Grandeur et gaspillage

Pierre-Gilles de Gennes a beau être prix Nobel, il peut se tromper. Espérons le car, s’il ne se trompe pas, le réacteur expérimental ITER, censé ouvrir la voie de la fusion nucléaire, ne serait rien d’autre qu’un immense gaspillage. Dans une interview au journal Les Echos (12 janvier 2006), Pierre-Gilles de Gennes met en cause aussi bien la méthode que la finalité du projet.

La méthode : « Avant de construire un réacteur chimique de cinq tonnes, on doit avoir entièrement compris le fonctionnement d’un réacteur de 500 litres et avoir évalué tous les risques qu’il recèle. Or, … on n’est pas capable d’expliquer complètement l’instabilité des plasmas ni les fuites thermiques des systèmes actuels. On se lance dans quelque chose qui, du point de vue d’un ingénieur en génie chimique, est une hérésie. Et puis … croire que des bobinages supraconducteurs, servant à confiner le plasma, soumis à des flux de neutrons rapides comparables à une bombe H, auront la capacité de résister, pendant toute la durée de vie d’un tel réacteur (10 à 20 ans) me paraît fou ».

La finalité paraît tout aussi absurde à Pierre-Gilles de Gennes : « Un réacteur de fusion c’est à la fois Super Phénix et La Hague au même endroit. Si, avec Super Phénix on a réussi à gérer un réacteur à neutrons rapides, ce serait difficile à reproduire sur 100 réacteurs en France – ce qu’exigeraient les besoins électriques nationaux – car ces installations réclament les meilleurs techniciens pour obtenir un résultat très raffiné dans des conditions de sécurité optimale. Et ce serait littéralement impossible dans le Tiers Monde ... Sans compter qu’il faudrait construire une usine du type de La Hague pour pouvoir traiter sur site les matières fissibles extrêmement chaudes qu’on n’a pas le droit de transporter par voie routière ou ferroviaire. Vous rendez-vous compte ! ».
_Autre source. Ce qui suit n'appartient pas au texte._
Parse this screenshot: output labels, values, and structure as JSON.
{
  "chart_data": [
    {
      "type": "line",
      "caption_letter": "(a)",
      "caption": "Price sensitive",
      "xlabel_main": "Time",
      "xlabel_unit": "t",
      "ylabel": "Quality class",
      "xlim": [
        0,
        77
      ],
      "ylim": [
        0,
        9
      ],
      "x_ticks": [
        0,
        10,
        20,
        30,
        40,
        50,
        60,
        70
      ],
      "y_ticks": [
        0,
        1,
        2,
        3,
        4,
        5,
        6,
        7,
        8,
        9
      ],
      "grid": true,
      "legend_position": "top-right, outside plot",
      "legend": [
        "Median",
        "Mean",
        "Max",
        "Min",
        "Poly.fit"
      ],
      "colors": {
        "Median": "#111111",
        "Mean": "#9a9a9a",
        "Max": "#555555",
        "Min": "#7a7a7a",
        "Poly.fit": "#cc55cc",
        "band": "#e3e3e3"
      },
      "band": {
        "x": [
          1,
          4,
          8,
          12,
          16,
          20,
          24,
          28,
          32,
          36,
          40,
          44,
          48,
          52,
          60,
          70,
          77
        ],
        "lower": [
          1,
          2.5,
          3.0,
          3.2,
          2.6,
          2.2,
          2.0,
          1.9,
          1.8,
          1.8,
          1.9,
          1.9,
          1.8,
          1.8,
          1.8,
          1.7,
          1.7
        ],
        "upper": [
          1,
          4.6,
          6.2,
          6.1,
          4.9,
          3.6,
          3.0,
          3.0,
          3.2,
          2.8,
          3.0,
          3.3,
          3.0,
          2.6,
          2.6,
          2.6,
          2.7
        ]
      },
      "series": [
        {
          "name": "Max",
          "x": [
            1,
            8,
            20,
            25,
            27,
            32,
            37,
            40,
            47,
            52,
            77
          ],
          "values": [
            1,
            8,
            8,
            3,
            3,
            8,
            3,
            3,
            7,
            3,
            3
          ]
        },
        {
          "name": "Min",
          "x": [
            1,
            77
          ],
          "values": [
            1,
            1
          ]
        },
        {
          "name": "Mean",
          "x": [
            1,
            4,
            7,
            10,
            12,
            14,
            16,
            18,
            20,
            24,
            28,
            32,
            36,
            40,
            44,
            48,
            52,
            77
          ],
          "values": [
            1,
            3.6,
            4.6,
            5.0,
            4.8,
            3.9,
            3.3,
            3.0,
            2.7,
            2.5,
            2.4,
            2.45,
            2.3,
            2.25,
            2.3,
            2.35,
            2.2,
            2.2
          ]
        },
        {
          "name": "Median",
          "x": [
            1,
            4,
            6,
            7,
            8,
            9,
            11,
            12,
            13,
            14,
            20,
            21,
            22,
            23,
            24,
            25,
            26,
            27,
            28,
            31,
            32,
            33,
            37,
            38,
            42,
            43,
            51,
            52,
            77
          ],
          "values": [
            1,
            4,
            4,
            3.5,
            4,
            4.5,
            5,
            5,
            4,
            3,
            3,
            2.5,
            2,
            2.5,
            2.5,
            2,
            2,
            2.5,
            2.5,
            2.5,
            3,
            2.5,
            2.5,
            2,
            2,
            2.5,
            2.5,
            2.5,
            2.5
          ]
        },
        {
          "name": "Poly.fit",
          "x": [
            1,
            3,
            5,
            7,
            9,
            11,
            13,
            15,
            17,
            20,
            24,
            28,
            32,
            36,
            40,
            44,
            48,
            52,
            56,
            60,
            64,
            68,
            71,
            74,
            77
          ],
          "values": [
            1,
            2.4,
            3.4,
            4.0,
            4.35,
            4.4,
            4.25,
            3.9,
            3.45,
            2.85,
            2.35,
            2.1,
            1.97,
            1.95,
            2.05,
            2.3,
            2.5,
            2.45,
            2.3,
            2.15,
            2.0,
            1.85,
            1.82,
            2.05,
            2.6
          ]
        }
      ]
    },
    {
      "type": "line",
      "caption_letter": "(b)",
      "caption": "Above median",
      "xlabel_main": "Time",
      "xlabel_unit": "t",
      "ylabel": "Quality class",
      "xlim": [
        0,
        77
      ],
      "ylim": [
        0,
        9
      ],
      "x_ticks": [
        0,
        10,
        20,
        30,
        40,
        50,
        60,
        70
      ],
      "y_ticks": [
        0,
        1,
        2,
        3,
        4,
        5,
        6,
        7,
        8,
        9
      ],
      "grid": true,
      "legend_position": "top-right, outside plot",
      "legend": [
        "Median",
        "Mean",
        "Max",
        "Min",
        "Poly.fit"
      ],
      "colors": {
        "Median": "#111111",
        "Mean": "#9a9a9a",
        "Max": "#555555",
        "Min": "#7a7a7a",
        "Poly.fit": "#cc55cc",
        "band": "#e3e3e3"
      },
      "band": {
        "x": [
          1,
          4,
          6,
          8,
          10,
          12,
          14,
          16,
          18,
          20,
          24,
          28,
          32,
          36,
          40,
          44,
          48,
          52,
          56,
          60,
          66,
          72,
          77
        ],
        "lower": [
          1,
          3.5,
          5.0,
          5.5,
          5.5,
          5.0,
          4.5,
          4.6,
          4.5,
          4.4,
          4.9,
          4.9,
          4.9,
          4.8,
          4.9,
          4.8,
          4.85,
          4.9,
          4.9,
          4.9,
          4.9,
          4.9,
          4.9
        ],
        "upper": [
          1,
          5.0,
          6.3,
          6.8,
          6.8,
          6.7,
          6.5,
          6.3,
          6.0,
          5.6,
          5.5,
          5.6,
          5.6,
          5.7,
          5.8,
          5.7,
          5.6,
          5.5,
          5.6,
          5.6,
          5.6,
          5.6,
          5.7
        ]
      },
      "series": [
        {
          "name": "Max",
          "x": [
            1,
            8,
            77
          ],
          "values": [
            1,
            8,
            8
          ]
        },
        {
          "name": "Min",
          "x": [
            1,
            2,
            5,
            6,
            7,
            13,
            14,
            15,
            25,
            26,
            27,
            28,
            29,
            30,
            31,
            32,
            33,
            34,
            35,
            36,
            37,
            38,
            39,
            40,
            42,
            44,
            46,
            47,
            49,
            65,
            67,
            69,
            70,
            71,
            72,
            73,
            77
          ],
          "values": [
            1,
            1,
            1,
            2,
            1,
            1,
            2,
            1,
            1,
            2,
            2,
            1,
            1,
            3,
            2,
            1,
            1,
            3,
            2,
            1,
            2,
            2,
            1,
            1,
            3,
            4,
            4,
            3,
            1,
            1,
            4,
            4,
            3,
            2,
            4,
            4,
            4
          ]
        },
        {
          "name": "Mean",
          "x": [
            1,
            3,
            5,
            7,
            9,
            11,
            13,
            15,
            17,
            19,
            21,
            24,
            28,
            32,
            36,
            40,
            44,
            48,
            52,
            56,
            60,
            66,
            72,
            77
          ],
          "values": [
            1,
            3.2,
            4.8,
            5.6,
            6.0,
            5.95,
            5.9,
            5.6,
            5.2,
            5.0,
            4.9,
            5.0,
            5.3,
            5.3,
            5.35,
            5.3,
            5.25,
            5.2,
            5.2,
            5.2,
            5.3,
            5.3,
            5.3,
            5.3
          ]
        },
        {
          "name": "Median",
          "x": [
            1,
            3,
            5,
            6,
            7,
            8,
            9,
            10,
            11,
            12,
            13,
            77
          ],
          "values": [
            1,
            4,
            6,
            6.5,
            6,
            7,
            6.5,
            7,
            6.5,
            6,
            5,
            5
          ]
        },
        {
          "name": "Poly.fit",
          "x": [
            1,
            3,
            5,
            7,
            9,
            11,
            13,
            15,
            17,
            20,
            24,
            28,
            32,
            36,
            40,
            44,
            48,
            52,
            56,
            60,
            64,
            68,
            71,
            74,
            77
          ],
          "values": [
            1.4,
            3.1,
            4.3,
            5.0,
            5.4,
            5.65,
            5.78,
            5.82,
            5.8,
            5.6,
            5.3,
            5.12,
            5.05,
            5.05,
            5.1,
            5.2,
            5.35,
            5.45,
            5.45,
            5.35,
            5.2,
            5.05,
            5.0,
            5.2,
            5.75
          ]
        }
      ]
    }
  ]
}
Le gouvernement français était à la pointe du combat en faveur du projet. L’Union Européenne a suivi avec beaucoup plus d’enthousiasme que les Etats-Unis et autres participants. Les pays membres et, plus particulièrement la France vont, pendant 30 ans, consacrer à ITER au moins 10 % des fonds alloués à la Recherche.